Ya habían pasado seis meses de su voluntario retiro, cuando por fin, una noche, se sintió a salvo. Se percibió a si mismo súbitamente, sin saber como ni cuando había sucedido, ajeno al amenazado, aquel que debería esconderse o huir.
Con una alegría renovada, se sentó en su mesa de trabajo y por primera vez en seis meses, advirtió las flores que cada dos días doña Lourdes ponía sobre ella. Se dio cuenta que las flores eran una presencia constante en el cuarto y agradeció en silencio a su ama de llaves por tan lindo detalle. Recordó que no le tenía permitido entrar allí, y la maldijo en silencio por entrometida.
Una, especialmente una, le llamo la atención. Una flor que jamás había visto y de cuyo nombre no tenia idea. Se acerco mas, y con la nariz casi rozando uno de sus pétalos, sonrió, suspiro y alejo el rostro, un poco turbado. Lo invadió una emoción enorme ante la sola visión de la flor que ostentaba un violento color morado.
Pensó que no seria mala idea escribir algo sobre aquella flor, o quizás, solo quizás, escribirle algo a aquella flor. Paginas y paginas de emocionados versos, melancólicas frases que se derramaban sobre el papel. Las letras, estirando sus patitas de araña por la hoja, se desparramaban son control formando medanos enteros de profundos sentimientos.
¿Por la flor? Y si, por la flor.
Comenzó a caminar de un lado a otro de la habitación: nervioso, confundido. “Pero, ¿Qué se supone que es esto, viejo? ¿Tanto alboroto, tanto delirio místico y derroche emocional por un yuyo, che? ¿Qué sigue ahora? ¿De quien es esa hojita…?”
Casi febril, giro sobre si mismo y sus ojos dieron de lleno sobre el florero que reposaba sobre la mesa. Al fin, luego de tanto colgar vacilante de la canilla, agarrada con todas sus fuerzas del borde de acero inoxidable, ha caído la gota que rebalso el vaso de su razón.

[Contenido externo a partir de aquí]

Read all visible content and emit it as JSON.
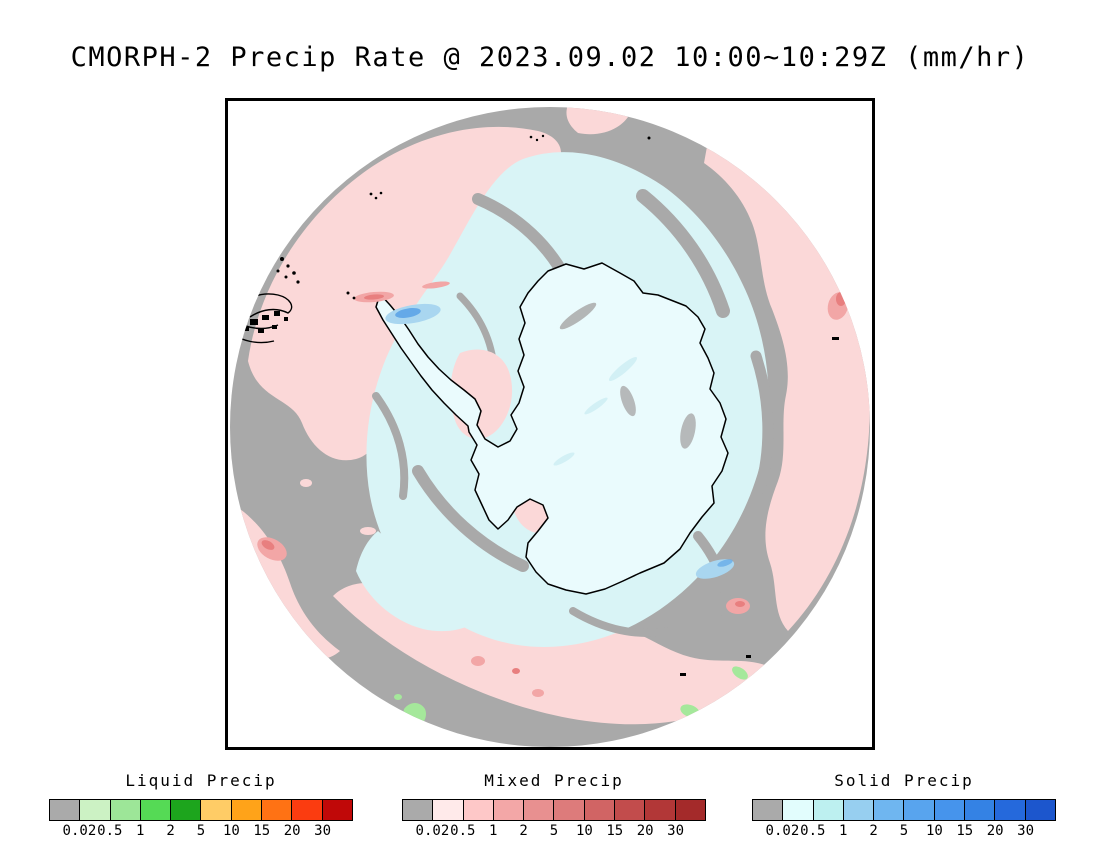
{
  "title": "CMORPH-2 Precip Rate @ 2023.09.02 10:00~10:29Z (mm/hr)",
  "map": {
    "region_label": "Antarctica south-polar view"
  },
  "palette": {
    "map-gray": "#a9a9a9",
    "map-pink": "#fbd8d8",
    "map-red-light": "#f2a6a6",
    "map-red": "#e87f7f",
    "map-cyan": "#d9f4f6",
    "map-land": "#eafbfd",
    "map-blue-light": "#a9d6f0",
    "map-blue": "#64a9e8",
    "map-green": "#a5e89b",
    "ink": "#000000"
  },
  "legends": [
    {
      "id": "liquid",
      "title": "Liquid Precip",
      "tick_labels": [
        "0.02",
        "0.5",
        "1",
        "2",
        "5",
        "10",
        "15",
        "20",
        "30"
      ],
      "colors": [
        "#aaaaaa",
        "#ccf2c4",
        "#9de698",
        "#55da55",
        "#1da51d",
        "#ffcc66",
        "#ffa319",
        "#ff7214",
        "#fb3c10",
        "#c00808"
      ]
    },
    {
      "id": "mixed",
      "title": "Mixed Precip",
      "tick_labels": [
        "0.02",
        "0.5",
        "1",
        "2",
        "5",
        "10",
        "15",
        "20",
        "30"
      ],
      "colors": [
        "#aaaaaa",
        "#ffeaea",
        "#fec8c8",
        "#f3a7a7",
        "#e89090",
        "#dd7b7b",
        "#d16464",
        "#c24c4c",
        "#b23737",
        "#a42a2a"
      ]
    },
    {
      "id": "solid",
      "title": "Solid Precip",
      "tick_labels": [
        "0.02",
        "0.5",
        "1",
        "2",
        "5",
        "10",
        "15",
        "20",
        "30"
      ],
      "colors": [
        "#aaaaaa",
        "#e2fdfd",
        "#bdf0f0",
        "#97cff0",
        "#6fb6f0",
        "#58a4ee",
        "#4694ec",
        "#3482e4",
        "#2569dc",
        "#1c56cd"
      ]
    }
  ]
}
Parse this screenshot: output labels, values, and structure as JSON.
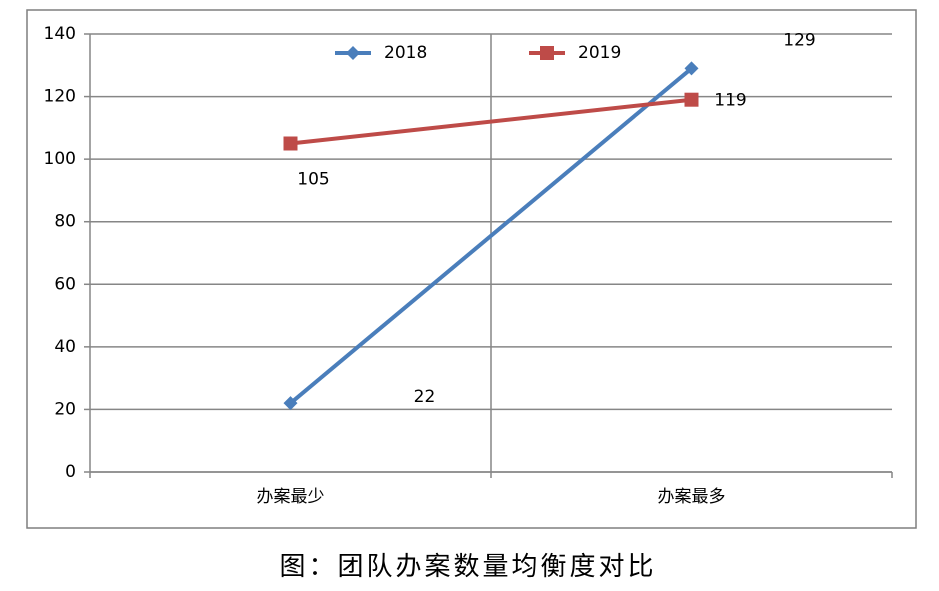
{
  "chart_data": {
    "type": "line",
    "title": "图：团队办案数量均衡度对比",
    "categories": [
      "办案最少",
      "办案最多"
    ],
    "series": [
      {
        "name": "2018",
        "color": "#4a7ebb",
        "marker": "diamond",
        "values": [
          22,
          129
        ]
      },
      {
        "name": "2019",
        "color": "#be4b48",
        "marker": "square",
        "values": [
          105,
          119
        ]
      }
    ],
    "ylim": [
      0,
      140
    ],
    "yticks": [
      0,
      20,
      40,
      60,
      80,
      100,
      120,
      140
    ],
    "grid": true,
    "legend": "top",
    "data_labels": true
  }
}
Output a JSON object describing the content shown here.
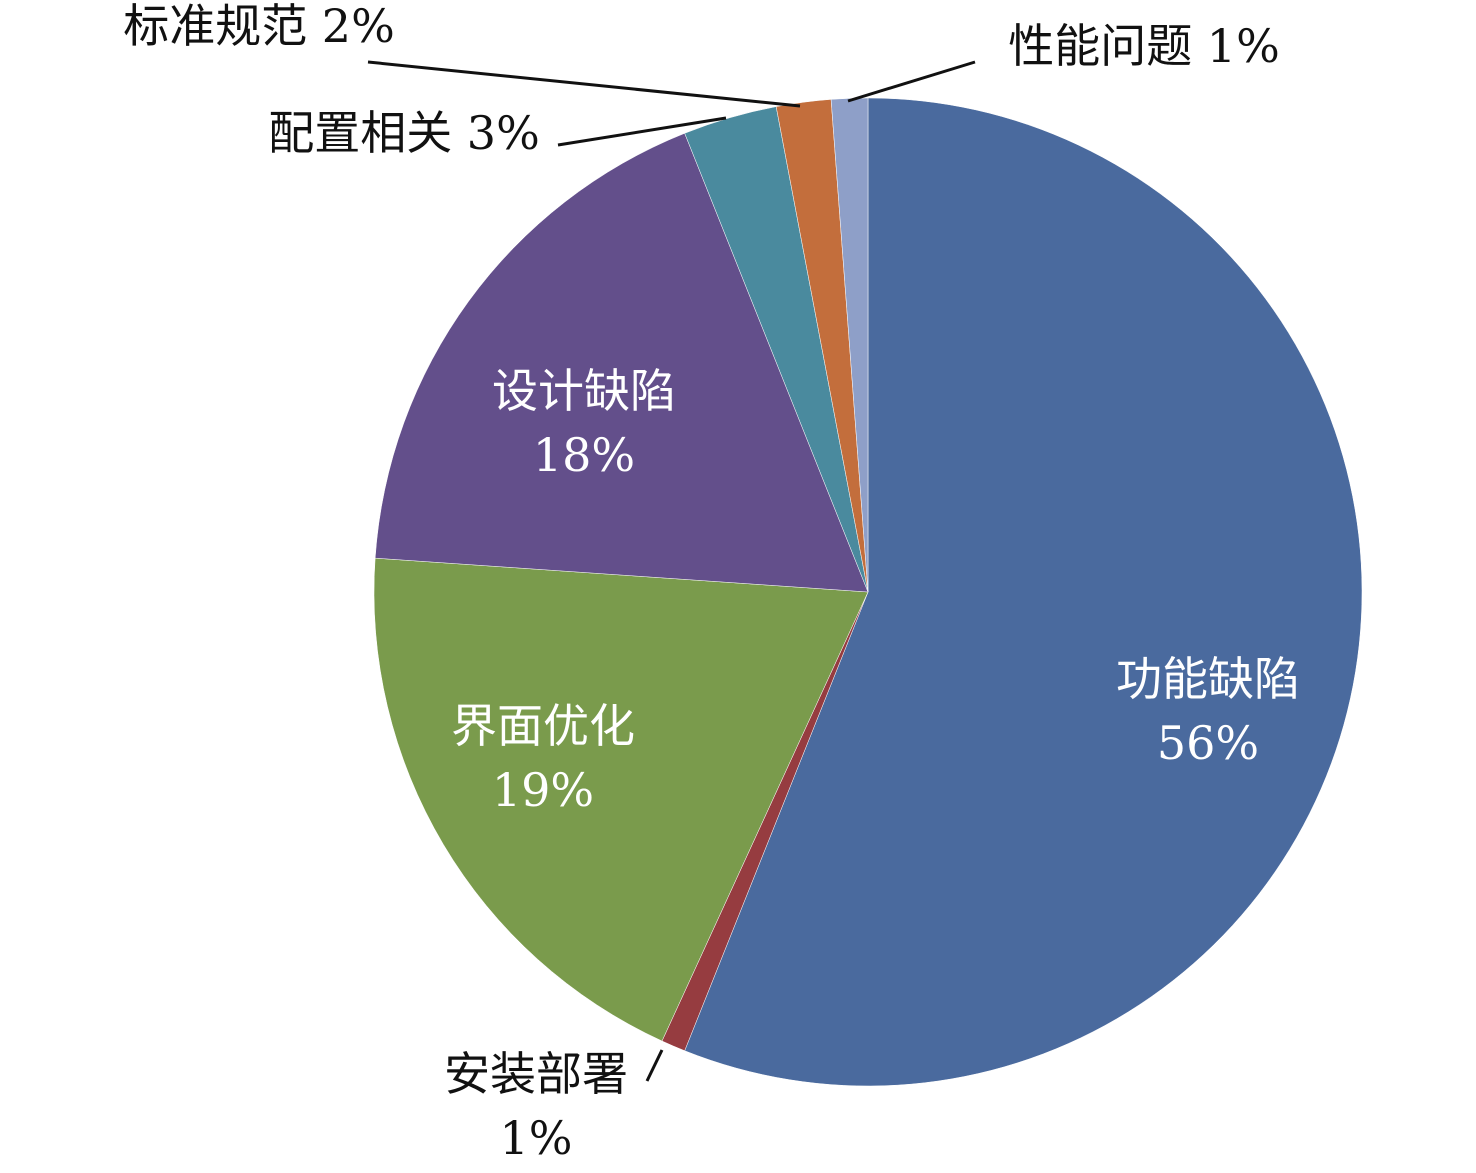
{
  "chart_data": {
    "type": "pie",
    "title": "",
    "start_angle_deg": 0,
    "direction": "clockwise",
    "legend": "none",
    "slices": [
      {
        "name": "功能缺陷",
        "value": 56.5,
        "pct_label": "56%",
        "color": "#4A6A9E",
        "label_placement": "inside"
      },
      {
        "name": "安装部署",
        "value": 0.8,
        "pct_label": "1%",
        "color": "#963C40",
        "label_placement": "outside"
      },
      {
        "name": "界面优化",
        "value": 19.4,
        "pct_label": "19%",
        "color": "#7A9B4C",
        "label_placement": "inside"
      },
      {
        "name": "设计缺陷",
        "value": 18.0,
        "pct_label": "18%",
        "color": "#634F8B",
        "label_placement": "inside"
      },
      {
        "name": "配置相关",
        "value": 3.1,
        "pct_label": "3%",
        "color": "#4A8A9E",
        "label_placement": "outside"
      },
      {
        "name": "标准规范",
        "value": 1.8,
        "pct_label": "2%",
        "color": "#C36E3C",
        "label_placement": "outside"
      },
      {
        "name": "性能问题",
        "value": 1.2,
        "pct_label": "1%",
        "color": "#8E9FC8",
        "label_placement": "outside"
      }
    ]
  }
}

Ha sido feliz tres eternos días, y luego ha visto declinar poco a poco la salud del objeto de su afecto. Encontrara otros, más o menos perdurables, en otros lugares, en otras viditas.
Pero lo mas seguro, es que esta vez si acceda al beneficio de los hombres y mujeres de letras. Puede llorar tinta y secarse las lágrimas con algún papel. Puede rearmar la historia cuantas veces quiera es otros mundos, a veces mas reales. Puede elaborar un duelo y alargarlo hasta el infinito si logra convertirlo en arte. Pero también puede que no sea su caso y termine su vida como la gente normal que no escribe ni hace nada de esas cosas.